What is silicon?
Silicon (metalloid or metallurgical silicon) enables the manufacturing of a wide range of useful, efficient and sustainable products.
Silicon - Definition and how it is produced
As a chemical element, the silicon atom is referred to as the symbol "Si", the atomic number 14 and has an atomic weight of 28. It is the second most abundant chemical element in the earth’s crust, just behind oxygen. Silicon metalloid, also referred to as a semi-metal or metal (although it isn’t one strictly speaking), is best known for its semiconductor characteristics and has been vital in the development of solar energy and electronics, driving digital technology. A semiconductor does not conduct electricity very well in its pure form but, by adding impurities, as is the case in silicon metalloids, it is possible to influence and control electron transport conductivity.
Silicon in its elemental form is not found in nature. It is present together with oxygen and other elements in various minerals. Silicon is typically produced from quartz or quartzite (SiO2), with low content of impurities. Unlike what many sources claim, silicon cannot be produced from fine, powder-like sand. The quartz used in the process is typically sized to 5-100 mm. To produce silicon, oxygen is combined with carbon to produce CO in a complex process with several reaction steps occurring at the same time in an electric arc furnace. The CO gas can be collected or reacted to CO₂ when exposed to air.
Due to the high amount of gas produced in the process (CO and SiO), it is important to have a porous furnace charge that can ensure even distribution of the SiO gas in order to maximize the silicon yield. Therefore, it is a common practice to add significant amounts of wood chips to the furnace. This is also the reason why quartz sand cannot be used since it will clog the furnace. The SiO gas that is not captured in the furnace will escape and oxidize by air to silica fume (microsilica). The carbon used in the process can be sourced from biogenic sources, but all types of carbon sources can in principle be used. Elkem is putting a lot of effort into developing silicon, ferrosilicon and silicon metalloids with the lowest footprint possible, and the target in the climate roadmap is to reach net zero CO₂ emissions in 2050. The process is also very energy-intensive, typically requiring about 10-14 MWh of electrical power to produce one metric ton of silicon.
A unique aspect of Elkem’s operations is that we recover energy in most of our silicon furnaces, reducing the consumption of electrical power by about 30 %.
Molten silicon is refined in a ladle to control the elements that are less noble than silicon (Al, Ca, etc.) and then cast into suitable molds. The elements that are more noble than silicon like for instance iron must be controlled with the composition of the raw materials. The solidified silicon is then crushed/milled to the required particle size.
Silicon – A raw material for the future
Commercially, the nomenclature “silicon metal” is typically used for silicon that contains between 96 % and 99.99 % silicon. In the English language silicon and silicone can easily be mixed up and therefore the term silicon metal is used even if this is not scientifically correct. The three main uses for silicon metal are:
- As an alloying element in aluminum production.

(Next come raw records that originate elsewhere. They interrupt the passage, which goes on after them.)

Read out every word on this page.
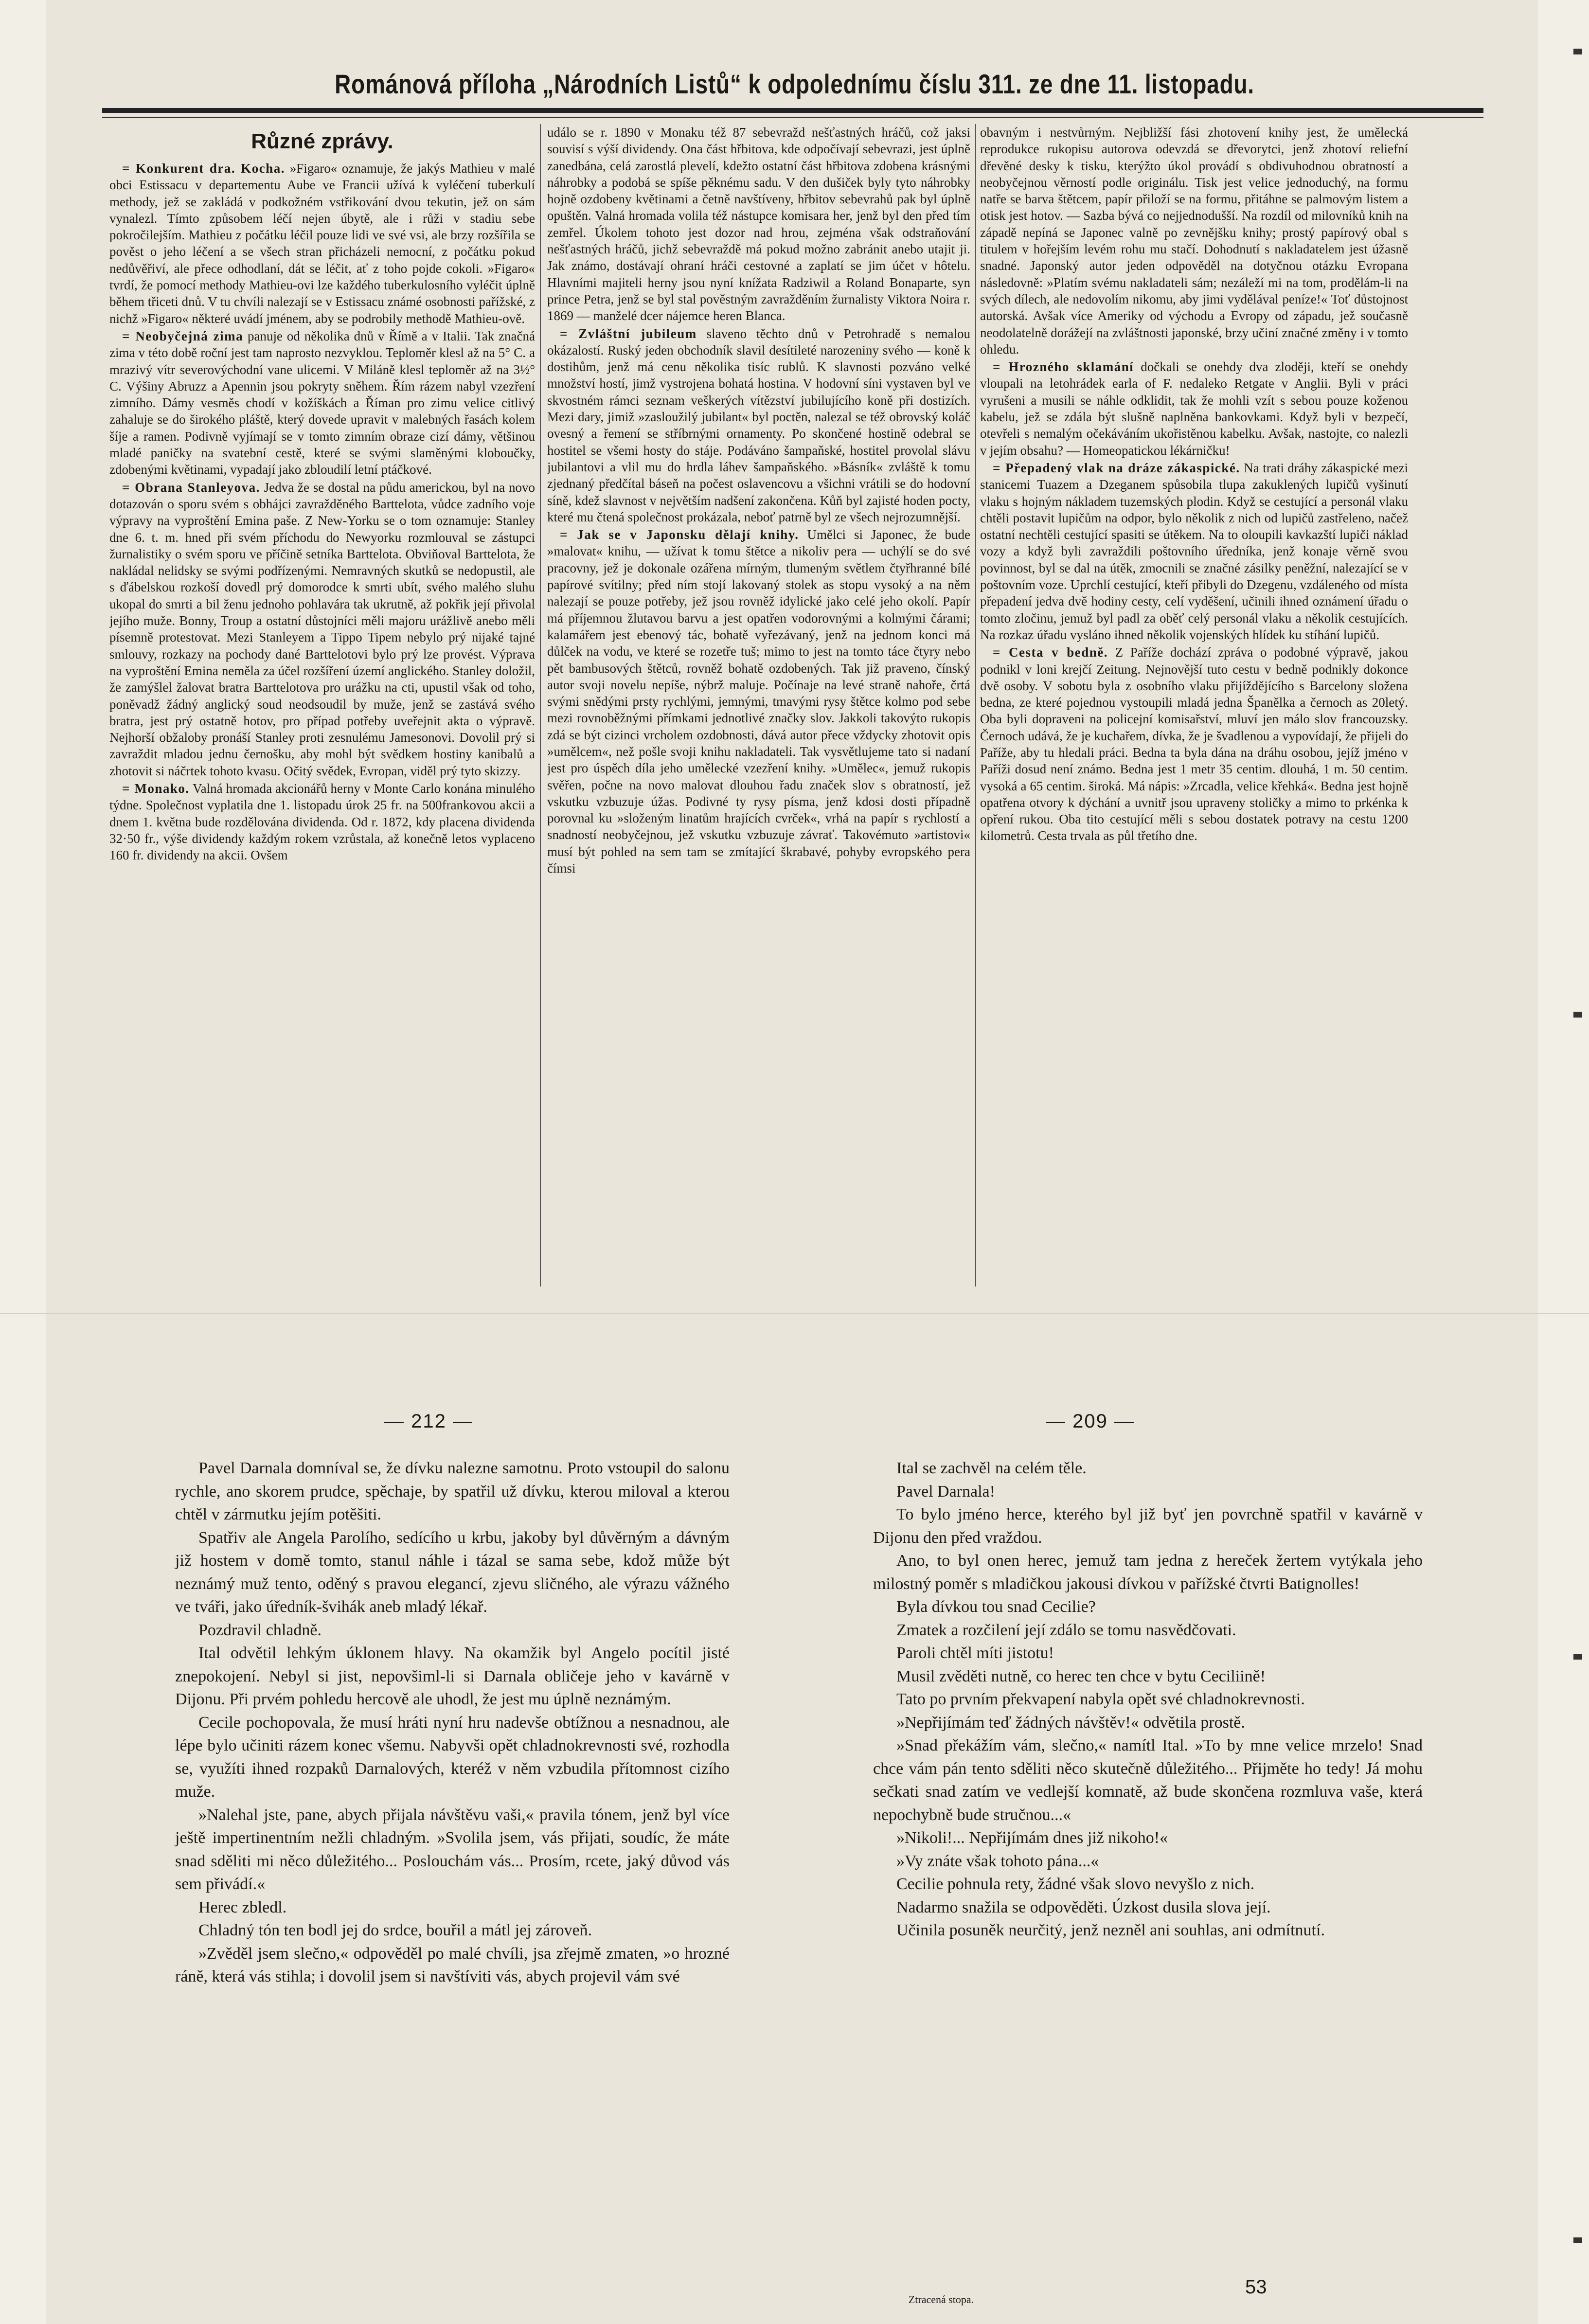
Románová příloha „Národních Listů“ k odpolednímu číslu 311. ze dne 11. listopadu.
Různé zprávy.

= Konkurent dra. Kocha. »Figaro« oznamuje, že jakýs Mathieu v malé obci Estissacu v departementu Aube ve Francii užívá k vyléčení tuberkulí methody, jež se zakládá v podkožném vstřikování dvou tekutin, jež on sám vynalezl. Tímto způsobem léčí nejen úbytě, ale i růži v stadiu sebe pokročilejším. Mathieu z počátku léčil pouze lidi ve své vsi, ale brzy rozšířila se pověst o jeho léčení a se všech stran přicházeli nemocní, z počátku pokud nedůvěřiví, ale přece odhodlaní, dát se léčit, ať z toho pojde cokoli. »Figaro« tvrdí, že pomocí methody Mathieu-ovi lze každého tuberkulosního vyléčit úplně během třiceti dnů. V tu chvíli nalezají se v Estissacu známé osobnosti pařížské, z nichž »Figaro« některé uvádí jménem, aby se podrobily methodě Mathieu-ově.

= Neobyčejná zima panuje od několika dnů v Římě a v Italii. Tak značná zima v této době roční jest tam naprosto nezvyklou. Teploměr klesl až na 5° C. a mrazivý vítr severovýchodní vane ulicemi. V Miláně klesl teploměr až na 3½° C. Výšiny Abruzz a Apennin jsou pokryty sněhem. Řím rázem nabyl vzezření zimního. Dámy vesměs chodí v kožíškách a Říman pro zimu velice citlivý zahaluje se do širokého pláště, který dovede upravit v malebných řasách kolem šíje a ramen. Podivně vyjímají se v tomto zimním obraze cizí dámy, většinou mladé paničky na svatební cestě, které se svými slaměnými kloboučky, zdobenými květinami, vypadají jako zbloudilí letní ptáčkové.

= Obrana Stanleyova. Jedva že se dostal na půdu americkou, byl na novo dotazován o sporu svém s obhájci zavražděného Barttelota, vůdce zadního voje výpravy na vyproštění Emina paše. Z New-Yorku se o tom oznamuje: Stanley dne 6. t. m. hned při svém příchodu do Newyorku rozmlouval se zástupci žurnalistiky o svém sporu ve příčině setníka Barttelota. Obviňoval Barttelota, že nakládal nelidsky se svými podřízenými. Nemravných skutků se nedopustil, ale s ďábelskou rozkoší dovedl prý domorodce k smrti ubít, svého malého sluhu ukopal do smrti a bil ženu jednoho pohlavára tak ukrutně, až pokřik její přivolal jejího muže. Bonny, Troup a ostatní důstojníci měli majoru urážlivě anebo měli písemně protestovat. Mezi Stanleyem a Tippo Tipem nebylo prý nijaké tajné smlouvy, rozkazy na pochody dané Barttelotovi bylo prý lze provést. Výprava na vyproštění Emina neměla za účel rozšíření území anglického. Stanley doložil, že zamýšlel žalovat bratra Barttelotova pro urážku na cti, upustil však od toho, poněvadž žádný anglický soud neodsoudil by muže, jenž se zastává svého bratra, jest prý ostatně hotov, pro případ potřeby uveřejnit akta o výpravě. Nejhorší obžaloby pronáší Stanley proti zesnulému Jamesonovi. Dovolil prý si zavraždit mladou jednu černošku, aby mohl být svědkem hostiny kanibalů a zhotovit si náčrtek tohoto kvasu. Očitý svědek, Evropan, viděl prý tyto skizzy.

= Monako. Valná hromada akcionářů herny v Monte Carlo konána minulého týdne. Společnost vyplatila dne 1. listopadu úrok 25 fr. na 500frankovou akcii a dnem 1. května bude rozdělována dividenda. Od r. 1872, kdy placena dividenda 32·50 fr., výše dividendy každým rokem vzrůstala, až konečně letos vyplaceno 160 fr. dividendy na akcii. Ovšem

událo se r. 1890 v Monaku též 87 sebevražd nešťastných hráčů, což jaksi souvisí s výší dividendy. Ona část hřbitova, kde odpočívají sebevrazi, jest úplně zanedbána, celá zarostlá plevelí, kdežto ostatní část hřbitova zdobena krásnými náhrobky a podobá se spíše pěknému sadu. V den dušiček byly tyto náhrobky hojně ozdobeny květinami a četně navštíveny, hřbitov sebevrahů pak byl úplně opuštěn. Valná hromada volila též nástupce komisara her, jenž byl den před tím zemřel. Úkolem tohoto jest dozor nad hrou, zejména však odstraňování nešťastných hráčů, jichž sebevraždě má pokud možno zabránit anebo utajit ji. Jak známo, dostávají ohraní hráči cestovné a zaplatí se jim účet v hôtelu. Hlavními majiteli herny jsou nyní knížata Radziwil a Roland Bonaparte, syn prince Petra, jenž se byl stal pověstným zavražděním žurnalisty Viktora Noira r. 1869 — manželé dcer nájemce heren Blanca.

= Zvláštní jubileum slaveno těchto dnů v Petrohradě s nemalou okázalostí. Ruský jeden obchodník slavil desítileté narozeniny svého — koně k dostihům, jenž má cenu několika tisíc rublů. K slavnosti pozváno velké množství hostí, jimž vystrojena bohatá hostina. V hodovní síni vystaven byl ve skvostném rámci seznam veškerých vítězství jubilujícího koně při dostizích. Mezi dary, jimiž »zasloužilý jubilant« byl poctěn, nalezal se též obrovský koláč ovesný a řemení se stříbrnými ornamenty. Po skončené hostině odebral se hostitel se všemi hosty do stáje. Podáváno šampaňské, hostitel provolal slávu jubilantovi a vlil mu do hrdla láhev šampaňského. »Básník« zvláště k tomu zjednaný předčítal báseň na počest oslavencovu a všichni vrátili se do hodovní síně, kdež slavnost v největším nadšení zakončena. Kůň byl zajisté hoden pocty, které mu čtená společnost prokázala, neboť patrně byl ze všech nejrozumnější.

= Jak se v Japonsku dělají knihy. Umělci si Japonec, že bude »malovat« knihu, — užívat k tomu štětce a nikoliv pera — uchýlí se do své pracovny, jež je dokonale ozářena mírným, tlumeným světlem čtyřhranné bílé papírové svítilny; před ním stojí lakovaný stolek as stopu vysoký a na něm nalezají se pouze potřeby, jež jsou rovněž idylické jako celé jeho okolí. Papír má příjemnou žlutavou barvu a jest opatřen vodorovnými a kolmými čárami; kalamářem jest ebenový tác, bohatě vyřezávaný, jenž na jednom konci má důlček na vodu, ve které se rozetře tuš; mimo to jest na tomto táce čtyry nebo pět bambusových štětců, rovněž bohatě ozdobených. Tak již praveno, čínský autor svoji novelu nepíše, nýbrž maluje. Počínaje na levé straně nahoře, črtá svými snědými prsty rychlými, jemnými, tmavými rysy štětce kolmo pod sebe mezi rovnoběžnými přímkami jednotlivé značky slov. Jakkoli takovýto rukopis zdá se být cizinci vrcholem ozdobnosti, dává autor přece vždycky zhotovit opis »umělcem«, než pošle svoji knihu nakladateli. Tak vysvětlujeme tato si nadaní jest pro úspěch díla jeho umělecké vzezření knihy. »Umělec«, jemuž rukopis svěřen, počne na novo malovat dlouhou řadu značek slov s obratností, jež vskutku vzbuzuje úžas. Podivné ty rysy písma, jenž kdosi dosti případně porovnal ku »složeným linatům hrajících cvrček«, vrhá na papír s rychlostí a snadností neobyčejnou, jež vskutku vzbuzuje závrať. Takovémuto »artistovi« musí být pohled na sem tam se zmítající škrabavé, pohyby evropského pera čímsi

obavným i nestvůrným. Nejbližší fási zhotovení knihy jest, že umělecká reprodukce rukopisu autorova odevzdá se dřevorytci, jenž zhotoví reliefní dřevěné desky k tisku, kterýžto úkol provádí s obdivuhodnou obratností a neobyčejnou věrností podle originálu. Tisk jest velice jednoduchý, na formu natře se barva štětcem, papír přiloží se na formu, přitáhne se palmovým listem a otisk jest hotov. — Sazba bývá co nejjednodušší. Na rozdíl od milovníků knih na západě nepíná se Japonec valně po zevnějšku knihy; prostý papírový obal s titulem v hořejším levém rohu mu stačí. Dohodnutí s nakladatelem jest úžasně snadné. Japonský autor jeden odpověděl na dotyčnou otázku Evropana následovně: »Platím svému nakladateli sám; nezáleží mi na tom, prodělám-li na svých dílech, ale nedovolím nikomu, aby jimi vydělával peníze!« Toť důstojnost autorská. Avšak více Ameriky od východu a Evropy od západu, jež současně neodolatelně dorážejí na zvláštnosti japonské, brzy učiní značné změny i v tomto ohledu.

= Hrozného sklamání dočkali se onehdy dva zloději, kteří se onehdy vloupali na letohrádek earla of F. nedaleko Retgate v Anglii. Byli v práci vyrušeni a musili se náhle odklidit, tak že mohli vzít s sebou pouze koženou kabelu, jež se zdála být slušně naplněna bankovkami. Když byli v bezpečí, otevřeli s nemalým očekáváním ukořistěnou kabelku. Avšak, nastojte, co nalezli v jejím obsahu? — Homeopatickou lékárničku!

= Přepadený vlak na dráze zákaspické. Na trati dráhy zákaspické mezi stanicemi Tuazem a Dzeganem spůsobila tlupa zakuklených lupičů vyšinutí vlaku s hojným nákladem tuzemských plodin. Když se cestující a personál vlaku chtěli postavit lupičům na odpor, bylo několik z nich od lupičů zastřeleno, načež ostatní nechtěli cestující spasiti se útěkem. Na to oloupili kavkazští lupiči náklad vozy a když byli zavraždili poštovního úředníka, jenž konaje věrně svou povinnost, byl se dal na útěk, zmocnili se značné zásilky peněžní, nalezající se v poštovním voze. Uprchlí cestující, kteří přibyli do Dzegenu, vzdáleného od místa přepadení jedva dvě hodiny cesty, celí vyděšení, učinili ihned oznámení úřadu o tomto zločinu, jemuž byl padl za oběť celý personál vlaku a několik cestujících. Na rozkaz úřadu vysláno ihned několik vojenských hlídek ku stíhání lupičů.

= Cesta v bedně. Z Paříže dochází zpráva o podobné výpravě, jakou podnikl v loni krejčí Zeitung. Nejnovější tuto cestu v bedně podnikly dokonce dvě osoby. V sobotu byla z osobního vlaku přijíždějícího s Barcelony složena bedna, ze které pojednou vystoupili mladá jedna Španělka a černoch as 20letý. Oba byli dopraveni na policejní komisařství, mluví jen málo slov francouzsky. Černoch udává, že je kuchařem, dívka, že je švadlenou a vypovídají, že přijeli do Paříže, aby tu hledali práci. Bedna ta byla dána na dráhu osobou, jejíž jméno v Paříži dosud není známo. Bedna jest 1 metr 35 centim. dlouhá, 1 m. 50 centim. vysoká a 65 centim. široká. Má nápis: »Zrcadla, velice křehká«. Bedna jest hojně opatřena otvory k dýchání a uvnitř jsou upraveny stoličky a mimo to prkénka k opření rukou. Oba tito cestující měli s sebou dostatek potravy na cestu 1200 kilometrů. Cesta trvala as půl třetího dne.

— 212 —	— 209 —

Pavel Darnala domníval se, že dívku nalezne samotnu. Proto vstoupil do salonu rychle, ano skorem prudce, spěchaje, by spatřil už dívku, kterou miloval a kterou chtěl v zármutku jejím potěšiti.

Spatřiv ale Angela Parolího, sedícího u krbu, jakoby byl důvěrným a dávným již hostem v domě tomto, stanul náhle i tázal se sama sebe, kdož může být neznámý muž tento, oděný s pravou elegancí, zjevu sličného, ale výrazu vážného ve tváři, jako úředník-švihák aneb mladý lékař.

Pozdravil chladně.

Ital odvětil lehkým úklonem hlavy. Na okamžik byl Angelo pocítil jisté znepokojení. Nebyl si jist, nepovšiml-li si Darnala obličeje jeho v kavárně v Dijonu. Při prvém pohledu hercově ale uhodl, že jest mu úplně neznámým.

Cecile pochopovala, že musí hráti nyní hru nadevše obtížnou a nesnadnou, ale lépe bylo učiniti rázem konec všemu. Nabyvši opět chladnokrevnosti své, rozhodla se, využíti ihned rozpaků Darnalových, kteréž v něm vzbudila přítomnost cizího muže.

»Nalehal jste, pane, abych přijala návštěvu vaši,« pravila tónem, jenž byl více ještě impertinentním nežli chladným. »Svolila jsem, vás přijati, soudíc, že máte snad sděliti mi něco důležitého... Poslouchám vás... Prosím, rcete, jaký důvod vás sem přivádí.«

Herec zbledl.

Chladný tón ten bodl jej do srdce, bouřil a mátl jej zároveň.

»Zvěděl jsem slečno,« odpověděl po malé chvíli, jsa zřejmě zmaten, »o hrozné ráně, která vás stihla; i dovolil jsem si navštíviti vás, abych projevil vám své

Ital se zachvěl na celém těle.

Pavel Darnala!

To bylo jméno herce, kterého byl již byť jen povrchně spatřil v kavárně v Dijonu den před vraždou.

Ano, to byl onen herec, jemuž tam jedna z hereček žertem vytýkala jeho milostný poměr s mladičkou jakousi dívkou v pařížské čtvrti Batignolles!

Byla dívkou tou snad Cecilie?

Zmatek a rozčilení její zdálo se tomu nasvědčovati.

Paroli chtěl míti jistotu!

Musil zvěděti nutně, co herec ten chce v bytu Ceciliině!

Tato po prvním překvapení nabyla opět své chladnokrevnosti.

»Nepřijímám teď žádných návštěv!« odvětila prostě.

»Snad překážím vám, slečno,« namítl Ital. »To by mne velice mrzelo! Snad chce vám pán tento sděliti něco skutečně důležitého... Přijměte ho tedy! Já mohu sečkati snad zatím ve vedlejší komnatě, až bude skončena rozmluva vaše, která nepochybně bude stručnou...«

»Nikoli!... Nepřijímám dnes již nikoho!«

»Vy znáte však tohoto pána...«

Cecilie pohnula rety, žádné však slovo nevyšlo z nich.

Nadarmo snažila se odpověděti. Úzkost dusila slova její.

Učinila posuněk neurčitý, jenž nezněl ani souhlas, ani odmítnutí.

Ztracená stopa.
53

- As the key raw material for the production of silicone, a rubbery polymer with countless applications.
- For further processing to polysilicon, to obtain a purity level above 99.9999 % for solar and electronic applications.
In addition, silicon metal is a key ingredient/raw material in a wide variety of products and applications such as:
- Fumed silica
- Aluminum brazing
- Plasma spray
- Pyrotechnical applications
- Aluminum alloying
Elkem provides its customers with a wide range of silicon products featuring various purity and granularity characteristics that meet their specific needs. We work together with you to identify a suitable silicon solution for your application.
In all our activities, we assume our full responsibility as an industry leader to constantly develop the very best silicon products with a continuously lower environmental footprint, aiming to enable our customers to be competitive in their respective industries, whilst respecting the highest regulatory standards. This overriding goal is actively shared with our customers so that, together, we can manufacture ecologically and economically efficient products.